Workload Distribution and input_j - Workload Distribution and input_j - 2025.2 English - XD100

Vitis Tutorials: AI Engine Development (XD100)

Document ID
XD100
Release Date
2026-03-27
Version
2025.2 English

To calculate the N-Body gravity equations for 128 particles, each nbody() kernel calculates the N-Body gravity equations for 32 particles. However, to calculate acceleration and the new velocities, an nbody() kernel needs to know the data in the other kernels. For example, if particle 0 is mapped to nbody_kernel[0] and particle 32 is mapped to nbody_kernel[1]. Then nbody_kernel[0] needs to know the data in nbody_kernel[1] to accurately calculate the summation equation for acceleration, and then calculate the new velocity of particle 0.

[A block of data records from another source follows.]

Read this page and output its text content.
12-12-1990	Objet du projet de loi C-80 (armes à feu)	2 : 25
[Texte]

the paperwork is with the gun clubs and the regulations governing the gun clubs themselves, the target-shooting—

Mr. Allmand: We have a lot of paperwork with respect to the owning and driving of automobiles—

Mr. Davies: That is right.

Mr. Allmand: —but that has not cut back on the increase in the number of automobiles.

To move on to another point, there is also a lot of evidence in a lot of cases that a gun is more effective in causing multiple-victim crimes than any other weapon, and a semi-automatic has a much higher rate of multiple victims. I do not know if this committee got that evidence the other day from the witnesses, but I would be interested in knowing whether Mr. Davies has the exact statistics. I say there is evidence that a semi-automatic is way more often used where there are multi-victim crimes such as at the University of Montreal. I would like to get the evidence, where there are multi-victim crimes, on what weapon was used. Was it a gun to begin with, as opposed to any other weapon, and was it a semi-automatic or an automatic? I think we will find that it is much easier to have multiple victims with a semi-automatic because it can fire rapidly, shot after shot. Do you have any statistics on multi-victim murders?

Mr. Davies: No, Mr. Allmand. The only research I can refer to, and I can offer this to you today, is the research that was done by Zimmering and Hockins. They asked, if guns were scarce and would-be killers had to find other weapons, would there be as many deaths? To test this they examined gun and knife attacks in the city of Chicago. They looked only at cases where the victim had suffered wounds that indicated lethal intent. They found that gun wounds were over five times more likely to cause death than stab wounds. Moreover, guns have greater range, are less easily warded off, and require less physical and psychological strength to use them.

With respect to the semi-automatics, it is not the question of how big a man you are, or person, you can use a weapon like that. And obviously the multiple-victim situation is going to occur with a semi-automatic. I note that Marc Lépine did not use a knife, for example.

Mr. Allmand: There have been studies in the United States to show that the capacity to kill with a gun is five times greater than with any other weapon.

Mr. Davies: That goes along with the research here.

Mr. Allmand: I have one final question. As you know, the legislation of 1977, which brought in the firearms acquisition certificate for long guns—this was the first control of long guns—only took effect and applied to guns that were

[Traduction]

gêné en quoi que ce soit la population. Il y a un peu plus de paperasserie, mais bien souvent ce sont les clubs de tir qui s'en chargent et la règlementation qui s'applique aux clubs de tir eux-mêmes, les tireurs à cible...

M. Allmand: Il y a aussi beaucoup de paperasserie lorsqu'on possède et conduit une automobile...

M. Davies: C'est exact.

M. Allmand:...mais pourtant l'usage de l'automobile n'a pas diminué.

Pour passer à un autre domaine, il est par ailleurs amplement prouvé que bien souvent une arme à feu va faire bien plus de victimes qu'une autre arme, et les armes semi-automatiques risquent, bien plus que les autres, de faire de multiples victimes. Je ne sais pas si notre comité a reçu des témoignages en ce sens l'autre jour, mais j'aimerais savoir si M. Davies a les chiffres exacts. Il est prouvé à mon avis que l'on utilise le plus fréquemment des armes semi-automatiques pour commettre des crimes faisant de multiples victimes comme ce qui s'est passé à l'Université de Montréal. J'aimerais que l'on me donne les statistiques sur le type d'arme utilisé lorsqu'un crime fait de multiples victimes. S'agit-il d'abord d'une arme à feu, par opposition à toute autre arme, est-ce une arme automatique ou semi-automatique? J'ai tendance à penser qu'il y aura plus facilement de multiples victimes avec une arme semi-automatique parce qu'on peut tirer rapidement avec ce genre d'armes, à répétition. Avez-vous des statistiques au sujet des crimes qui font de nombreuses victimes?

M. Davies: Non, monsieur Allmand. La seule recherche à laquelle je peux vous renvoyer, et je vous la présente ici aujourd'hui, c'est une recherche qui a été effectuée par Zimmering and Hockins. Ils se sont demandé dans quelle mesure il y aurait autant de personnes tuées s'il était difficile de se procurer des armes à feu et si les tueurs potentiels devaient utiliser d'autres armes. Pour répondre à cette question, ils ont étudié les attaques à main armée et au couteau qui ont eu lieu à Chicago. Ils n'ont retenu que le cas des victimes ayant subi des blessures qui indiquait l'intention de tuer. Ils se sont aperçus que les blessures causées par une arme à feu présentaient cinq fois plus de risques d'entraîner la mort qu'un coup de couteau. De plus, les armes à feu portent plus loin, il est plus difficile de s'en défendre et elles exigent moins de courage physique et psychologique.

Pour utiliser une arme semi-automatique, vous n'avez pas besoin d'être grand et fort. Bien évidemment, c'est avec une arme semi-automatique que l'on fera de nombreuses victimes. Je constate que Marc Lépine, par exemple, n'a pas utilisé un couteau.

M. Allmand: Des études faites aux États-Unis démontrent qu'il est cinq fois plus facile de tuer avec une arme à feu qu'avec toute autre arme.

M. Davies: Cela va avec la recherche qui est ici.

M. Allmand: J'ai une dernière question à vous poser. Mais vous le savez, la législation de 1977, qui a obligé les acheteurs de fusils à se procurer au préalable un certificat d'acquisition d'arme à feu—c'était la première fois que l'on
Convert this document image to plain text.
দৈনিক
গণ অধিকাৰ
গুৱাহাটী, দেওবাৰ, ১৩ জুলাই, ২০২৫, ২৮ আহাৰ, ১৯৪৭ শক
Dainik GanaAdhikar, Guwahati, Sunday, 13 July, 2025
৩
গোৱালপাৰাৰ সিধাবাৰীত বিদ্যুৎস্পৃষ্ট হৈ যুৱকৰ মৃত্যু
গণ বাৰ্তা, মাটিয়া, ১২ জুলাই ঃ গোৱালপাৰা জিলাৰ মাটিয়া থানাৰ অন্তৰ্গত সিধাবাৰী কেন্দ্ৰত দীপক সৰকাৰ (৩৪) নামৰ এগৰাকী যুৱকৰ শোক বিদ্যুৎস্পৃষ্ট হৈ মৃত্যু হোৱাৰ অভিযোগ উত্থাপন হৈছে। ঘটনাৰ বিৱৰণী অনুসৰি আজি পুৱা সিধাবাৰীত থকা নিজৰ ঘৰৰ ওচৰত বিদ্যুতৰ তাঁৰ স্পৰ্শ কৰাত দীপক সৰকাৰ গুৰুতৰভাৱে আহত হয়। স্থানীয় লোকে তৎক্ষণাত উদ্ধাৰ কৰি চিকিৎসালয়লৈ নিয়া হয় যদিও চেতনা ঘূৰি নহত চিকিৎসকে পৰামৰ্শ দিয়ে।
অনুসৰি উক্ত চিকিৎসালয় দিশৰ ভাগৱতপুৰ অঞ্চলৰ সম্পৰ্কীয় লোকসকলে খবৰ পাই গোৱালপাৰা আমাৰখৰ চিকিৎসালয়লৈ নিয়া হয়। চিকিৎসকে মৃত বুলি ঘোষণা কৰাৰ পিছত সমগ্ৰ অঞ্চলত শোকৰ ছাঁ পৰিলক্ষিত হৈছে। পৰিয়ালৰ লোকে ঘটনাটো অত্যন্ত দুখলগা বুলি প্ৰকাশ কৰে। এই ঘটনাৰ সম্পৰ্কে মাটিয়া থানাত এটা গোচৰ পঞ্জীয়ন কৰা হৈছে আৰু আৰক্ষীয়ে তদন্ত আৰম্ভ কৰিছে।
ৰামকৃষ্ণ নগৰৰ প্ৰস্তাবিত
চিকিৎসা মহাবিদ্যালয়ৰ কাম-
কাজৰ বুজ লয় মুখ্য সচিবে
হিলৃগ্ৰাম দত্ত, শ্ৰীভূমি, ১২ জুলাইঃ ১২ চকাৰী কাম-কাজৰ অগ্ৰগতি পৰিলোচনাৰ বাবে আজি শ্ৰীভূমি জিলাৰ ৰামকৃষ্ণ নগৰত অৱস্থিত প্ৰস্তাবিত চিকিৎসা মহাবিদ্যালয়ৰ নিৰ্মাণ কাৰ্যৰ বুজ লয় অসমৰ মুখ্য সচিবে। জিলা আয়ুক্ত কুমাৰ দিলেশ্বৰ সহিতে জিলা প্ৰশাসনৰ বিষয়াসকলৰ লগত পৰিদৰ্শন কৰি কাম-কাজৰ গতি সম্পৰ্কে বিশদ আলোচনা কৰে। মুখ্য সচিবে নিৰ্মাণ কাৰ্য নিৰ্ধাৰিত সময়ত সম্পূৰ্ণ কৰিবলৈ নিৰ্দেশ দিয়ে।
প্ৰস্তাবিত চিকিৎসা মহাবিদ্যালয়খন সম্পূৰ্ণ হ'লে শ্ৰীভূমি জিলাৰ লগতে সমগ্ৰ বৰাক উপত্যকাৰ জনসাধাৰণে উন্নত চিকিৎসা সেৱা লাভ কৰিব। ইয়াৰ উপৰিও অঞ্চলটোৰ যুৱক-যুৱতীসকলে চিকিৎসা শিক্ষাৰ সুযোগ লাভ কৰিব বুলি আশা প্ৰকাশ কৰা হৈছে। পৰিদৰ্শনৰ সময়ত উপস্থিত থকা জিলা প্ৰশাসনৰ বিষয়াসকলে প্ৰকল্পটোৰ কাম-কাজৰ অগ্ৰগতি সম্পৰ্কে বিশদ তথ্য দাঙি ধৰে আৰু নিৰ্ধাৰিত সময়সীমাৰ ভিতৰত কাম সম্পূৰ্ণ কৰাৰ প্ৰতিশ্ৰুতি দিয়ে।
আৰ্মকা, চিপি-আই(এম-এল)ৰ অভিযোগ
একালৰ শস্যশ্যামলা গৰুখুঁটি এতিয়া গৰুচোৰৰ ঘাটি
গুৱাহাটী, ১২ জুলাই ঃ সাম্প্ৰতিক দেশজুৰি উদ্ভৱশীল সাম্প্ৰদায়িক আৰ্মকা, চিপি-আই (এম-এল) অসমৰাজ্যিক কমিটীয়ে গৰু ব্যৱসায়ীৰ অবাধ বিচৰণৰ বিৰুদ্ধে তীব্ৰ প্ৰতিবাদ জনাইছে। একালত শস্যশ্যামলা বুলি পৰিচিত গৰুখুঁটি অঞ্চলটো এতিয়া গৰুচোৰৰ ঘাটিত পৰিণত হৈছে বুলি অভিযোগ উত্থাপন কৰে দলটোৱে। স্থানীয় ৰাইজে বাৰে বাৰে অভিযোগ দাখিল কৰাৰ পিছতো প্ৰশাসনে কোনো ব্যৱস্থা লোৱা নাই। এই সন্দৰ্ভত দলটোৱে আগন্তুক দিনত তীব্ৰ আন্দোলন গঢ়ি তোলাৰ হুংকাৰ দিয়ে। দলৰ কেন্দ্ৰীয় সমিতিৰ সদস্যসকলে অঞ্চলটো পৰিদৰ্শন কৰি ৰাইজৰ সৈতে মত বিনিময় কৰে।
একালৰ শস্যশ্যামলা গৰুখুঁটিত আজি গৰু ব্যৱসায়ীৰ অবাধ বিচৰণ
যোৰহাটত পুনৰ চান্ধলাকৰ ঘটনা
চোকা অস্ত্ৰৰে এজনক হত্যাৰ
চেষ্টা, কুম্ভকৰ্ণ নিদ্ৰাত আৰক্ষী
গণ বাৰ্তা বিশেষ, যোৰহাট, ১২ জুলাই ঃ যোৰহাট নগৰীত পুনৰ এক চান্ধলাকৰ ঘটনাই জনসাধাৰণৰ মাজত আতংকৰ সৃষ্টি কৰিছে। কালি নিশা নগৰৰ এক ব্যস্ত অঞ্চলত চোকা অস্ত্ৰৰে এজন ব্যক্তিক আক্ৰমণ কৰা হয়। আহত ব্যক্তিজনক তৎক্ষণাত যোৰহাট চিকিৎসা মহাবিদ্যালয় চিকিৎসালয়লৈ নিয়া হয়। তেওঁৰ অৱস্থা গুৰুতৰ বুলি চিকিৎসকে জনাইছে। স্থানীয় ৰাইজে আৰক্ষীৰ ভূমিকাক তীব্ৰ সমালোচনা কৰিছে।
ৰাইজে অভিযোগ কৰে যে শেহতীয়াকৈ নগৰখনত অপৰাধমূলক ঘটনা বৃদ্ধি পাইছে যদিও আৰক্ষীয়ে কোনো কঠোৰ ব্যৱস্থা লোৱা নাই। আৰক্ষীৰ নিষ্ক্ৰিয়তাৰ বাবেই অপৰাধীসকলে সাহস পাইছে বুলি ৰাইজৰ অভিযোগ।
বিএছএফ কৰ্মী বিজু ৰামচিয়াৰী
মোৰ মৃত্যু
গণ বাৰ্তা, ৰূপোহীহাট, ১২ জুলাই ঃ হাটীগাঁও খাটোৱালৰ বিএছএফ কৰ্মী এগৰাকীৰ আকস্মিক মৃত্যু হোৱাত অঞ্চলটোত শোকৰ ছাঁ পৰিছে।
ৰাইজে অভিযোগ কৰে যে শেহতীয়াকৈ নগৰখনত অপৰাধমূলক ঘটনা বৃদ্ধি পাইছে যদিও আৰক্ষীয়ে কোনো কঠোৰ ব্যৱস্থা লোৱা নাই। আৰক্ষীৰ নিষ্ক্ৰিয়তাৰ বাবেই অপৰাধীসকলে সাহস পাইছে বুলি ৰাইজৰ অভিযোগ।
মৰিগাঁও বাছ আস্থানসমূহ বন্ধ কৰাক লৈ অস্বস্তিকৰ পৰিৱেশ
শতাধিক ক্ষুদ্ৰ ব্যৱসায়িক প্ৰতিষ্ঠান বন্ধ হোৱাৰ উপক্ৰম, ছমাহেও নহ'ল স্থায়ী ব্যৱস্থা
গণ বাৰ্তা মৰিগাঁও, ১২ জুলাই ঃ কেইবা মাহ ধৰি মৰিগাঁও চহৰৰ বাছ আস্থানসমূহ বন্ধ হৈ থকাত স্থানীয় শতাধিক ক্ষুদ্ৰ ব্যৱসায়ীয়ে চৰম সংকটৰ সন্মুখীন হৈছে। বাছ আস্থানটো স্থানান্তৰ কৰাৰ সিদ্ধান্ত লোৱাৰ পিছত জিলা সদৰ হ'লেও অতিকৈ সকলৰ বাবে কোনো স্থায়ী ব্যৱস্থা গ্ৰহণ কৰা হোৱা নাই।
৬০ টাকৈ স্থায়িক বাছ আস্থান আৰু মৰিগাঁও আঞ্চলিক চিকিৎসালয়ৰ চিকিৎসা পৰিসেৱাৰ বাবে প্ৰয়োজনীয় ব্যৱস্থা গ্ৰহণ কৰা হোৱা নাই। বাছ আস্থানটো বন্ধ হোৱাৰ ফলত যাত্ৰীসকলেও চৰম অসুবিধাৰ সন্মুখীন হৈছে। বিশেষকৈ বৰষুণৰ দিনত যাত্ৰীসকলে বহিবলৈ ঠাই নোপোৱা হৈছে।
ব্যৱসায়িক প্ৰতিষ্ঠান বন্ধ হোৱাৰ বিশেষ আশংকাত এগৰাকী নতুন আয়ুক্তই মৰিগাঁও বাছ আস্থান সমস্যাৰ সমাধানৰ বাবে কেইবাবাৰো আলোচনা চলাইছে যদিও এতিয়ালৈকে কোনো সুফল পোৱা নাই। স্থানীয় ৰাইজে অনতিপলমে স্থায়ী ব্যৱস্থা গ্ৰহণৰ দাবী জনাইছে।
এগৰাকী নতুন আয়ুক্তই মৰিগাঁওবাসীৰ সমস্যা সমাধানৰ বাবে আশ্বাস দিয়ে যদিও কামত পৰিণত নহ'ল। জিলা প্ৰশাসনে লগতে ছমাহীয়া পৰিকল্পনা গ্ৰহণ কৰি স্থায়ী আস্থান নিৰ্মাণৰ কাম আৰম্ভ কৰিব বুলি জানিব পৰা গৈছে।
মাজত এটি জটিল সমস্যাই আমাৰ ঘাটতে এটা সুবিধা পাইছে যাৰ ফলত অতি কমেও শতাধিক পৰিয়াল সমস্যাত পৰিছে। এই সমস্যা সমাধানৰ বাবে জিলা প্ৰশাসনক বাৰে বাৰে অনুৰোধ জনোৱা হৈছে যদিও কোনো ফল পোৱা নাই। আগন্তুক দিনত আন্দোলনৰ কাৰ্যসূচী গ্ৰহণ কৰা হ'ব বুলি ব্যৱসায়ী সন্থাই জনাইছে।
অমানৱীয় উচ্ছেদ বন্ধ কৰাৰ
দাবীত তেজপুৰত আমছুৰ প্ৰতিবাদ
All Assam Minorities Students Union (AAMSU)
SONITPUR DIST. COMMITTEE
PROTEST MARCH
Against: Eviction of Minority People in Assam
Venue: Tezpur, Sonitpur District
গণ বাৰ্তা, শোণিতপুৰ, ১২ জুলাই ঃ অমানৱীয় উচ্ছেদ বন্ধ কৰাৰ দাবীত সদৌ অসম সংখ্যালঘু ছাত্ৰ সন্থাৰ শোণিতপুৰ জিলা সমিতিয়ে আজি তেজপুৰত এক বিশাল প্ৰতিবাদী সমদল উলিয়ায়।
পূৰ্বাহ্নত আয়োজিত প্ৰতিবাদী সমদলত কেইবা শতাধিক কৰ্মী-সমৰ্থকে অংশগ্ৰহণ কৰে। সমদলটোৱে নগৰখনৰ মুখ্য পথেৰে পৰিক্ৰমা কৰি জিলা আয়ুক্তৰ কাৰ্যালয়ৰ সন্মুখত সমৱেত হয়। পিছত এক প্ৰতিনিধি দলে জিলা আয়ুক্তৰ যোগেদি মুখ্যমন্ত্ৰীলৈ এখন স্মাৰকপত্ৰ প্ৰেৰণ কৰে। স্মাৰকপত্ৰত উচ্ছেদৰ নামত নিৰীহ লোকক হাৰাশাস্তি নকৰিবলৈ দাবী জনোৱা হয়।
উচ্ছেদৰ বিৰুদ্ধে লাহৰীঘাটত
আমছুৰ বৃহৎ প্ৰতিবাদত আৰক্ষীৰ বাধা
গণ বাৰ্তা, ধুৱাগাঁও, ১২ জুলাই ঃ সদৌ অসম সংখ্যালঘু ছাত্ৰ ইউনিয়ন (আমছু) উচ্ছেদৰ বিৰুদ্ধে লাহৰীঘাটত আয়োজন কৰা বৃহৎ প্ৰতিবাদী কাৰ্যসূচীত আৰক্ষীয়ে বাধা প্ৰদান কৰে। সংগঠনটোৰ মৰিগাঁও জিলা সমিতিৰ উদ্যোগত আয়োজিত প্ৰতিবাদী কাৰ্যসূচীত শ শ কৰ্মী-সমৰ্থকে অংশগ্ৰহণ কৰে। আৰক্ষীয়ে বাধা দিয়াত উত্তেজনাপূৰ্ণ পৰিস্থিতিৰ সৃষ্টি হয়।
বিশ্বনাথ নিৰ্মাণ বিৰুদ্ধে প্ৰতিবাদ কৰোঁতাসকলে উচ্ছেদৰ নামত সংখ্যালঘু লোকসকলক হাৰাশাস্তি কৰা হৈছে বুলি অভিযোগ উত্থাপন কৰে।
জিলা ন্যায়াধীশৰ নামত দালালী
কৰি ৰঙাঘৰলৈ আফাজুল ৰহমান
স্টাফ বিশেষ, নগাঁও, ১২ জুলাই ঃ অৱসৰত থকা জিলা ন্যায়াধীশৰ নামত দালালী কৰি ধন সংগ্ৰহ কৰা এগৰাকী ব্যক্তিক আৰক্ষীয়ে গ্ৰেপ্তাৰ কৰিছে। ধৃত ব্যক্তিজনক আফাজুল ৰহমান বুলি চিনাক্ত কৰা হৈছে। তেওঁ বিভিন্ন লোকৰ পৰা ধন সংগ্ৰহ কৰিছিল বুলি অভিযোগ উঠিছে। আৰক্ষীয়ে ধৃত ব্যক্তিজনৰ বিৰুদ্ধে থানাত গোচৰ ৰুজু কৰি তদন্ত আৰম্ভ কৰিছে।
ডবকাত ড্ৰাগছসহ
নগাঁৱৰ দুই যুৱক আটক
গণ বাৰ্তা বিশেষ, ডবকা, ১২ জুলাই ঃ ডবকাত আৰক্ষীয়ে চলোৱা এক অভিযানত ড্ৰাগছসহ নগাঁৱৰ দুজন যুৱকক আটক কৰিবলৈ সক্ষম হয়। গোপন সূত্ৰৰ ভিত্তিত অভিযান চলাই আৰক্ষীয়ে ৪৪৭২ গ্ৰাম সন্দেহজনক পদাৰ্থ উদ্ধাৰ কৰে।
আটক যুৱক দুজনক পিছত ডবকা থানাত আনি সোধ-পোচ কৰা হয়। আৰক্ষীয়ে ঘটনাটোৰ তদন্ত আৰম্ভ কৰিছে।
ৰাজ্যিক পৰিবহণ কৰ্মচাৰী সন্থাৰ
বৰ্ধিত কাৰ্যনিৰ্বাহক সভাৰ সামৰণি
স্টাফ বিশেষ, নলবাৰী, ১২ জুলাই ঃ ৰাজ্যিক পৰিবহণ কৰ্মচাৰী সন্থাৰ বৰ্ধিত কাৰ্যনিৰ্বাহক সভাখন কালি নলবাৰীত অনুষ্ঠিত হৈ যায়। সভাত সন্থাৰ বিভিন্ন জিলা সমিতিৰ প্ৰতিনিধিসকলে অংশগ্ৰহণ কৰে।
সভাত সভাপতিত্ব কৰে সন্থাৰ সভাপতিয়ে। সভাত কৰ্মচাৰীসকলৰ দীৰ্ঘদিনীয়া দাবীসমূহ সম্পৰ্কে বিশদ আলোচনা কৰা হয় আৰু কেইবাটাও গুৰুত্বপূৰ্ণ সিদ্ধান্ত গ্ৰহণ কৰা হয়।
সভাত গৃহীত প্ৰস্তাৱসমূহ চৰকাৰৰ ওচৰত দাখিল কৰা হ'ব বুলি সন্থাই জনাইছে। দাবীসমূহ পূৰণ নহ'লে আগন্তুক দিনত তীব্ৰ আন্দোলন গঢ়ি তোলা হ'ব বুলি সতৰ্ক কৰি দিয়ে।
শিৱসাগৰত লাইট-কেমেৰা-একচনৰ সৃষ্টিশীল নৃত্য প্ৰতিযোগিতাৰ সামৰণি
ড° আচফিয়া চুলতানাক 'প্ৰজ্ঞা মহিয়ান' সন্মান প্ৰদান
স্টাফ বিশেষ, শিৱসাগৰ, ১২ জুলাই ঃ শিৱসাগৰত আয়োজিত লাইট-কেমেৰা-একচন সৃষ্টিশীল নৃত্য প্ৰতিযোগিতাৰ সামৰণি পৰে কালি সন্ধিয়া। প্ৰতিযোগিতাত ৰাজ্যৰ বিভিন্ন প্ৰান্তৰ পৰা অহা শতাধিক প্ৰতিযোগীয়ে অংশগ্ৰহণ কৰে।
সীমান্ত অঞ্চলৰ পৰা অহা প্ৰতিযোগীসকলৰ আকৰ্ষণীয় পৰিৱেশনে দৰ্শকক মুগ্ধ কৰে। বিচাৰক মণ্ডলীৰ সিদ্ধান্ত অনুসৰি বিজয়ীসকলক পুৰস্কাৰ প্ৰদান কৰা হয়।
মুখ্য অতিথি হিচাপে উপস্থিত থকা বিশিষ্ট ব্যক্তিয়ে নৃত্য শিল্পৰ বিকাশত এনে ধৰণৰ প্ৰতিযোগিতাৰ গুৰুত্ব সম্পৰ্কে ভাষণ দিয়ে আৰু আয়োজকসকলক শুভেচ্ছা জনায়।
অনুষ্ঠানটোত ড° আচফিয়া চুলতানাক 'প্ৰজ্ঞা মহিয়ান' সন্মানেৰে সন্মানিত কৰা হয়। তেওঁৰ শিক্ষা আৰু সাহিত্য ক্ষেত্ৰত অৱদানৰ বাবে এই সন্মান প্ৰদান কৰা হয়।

This is where the input_j stream plays a vital role in data sharing. Even though the input_j data stream has a window size for 32 particles worth of data, the LOOP_COUNT_J value can be set to allow the nbody() kernels to take in any number of 32 particles worth of data at a time. For a single instance of the nbody_subsystem graph, the LOOP_COUNT_J should be set to 4 to stream in data for all four kernels. For the final AI Engine graph, which contains 100 instances of the nbody_subsystem graph, the LOOP_COUNT_J value is set to 400 to stream in data for all 400 kernels to each nbody() kernel.

alt text

For example, to calculate the new velocity of particle 0 mapped in nbody_kernel[0], the nbody_kernel[0] can retrieve the data value of particle 32 from the input_j stream. This way, all nbody() kernels will have the data values for all other particles mapped in the other nbody() kernels through data streaming from input_j.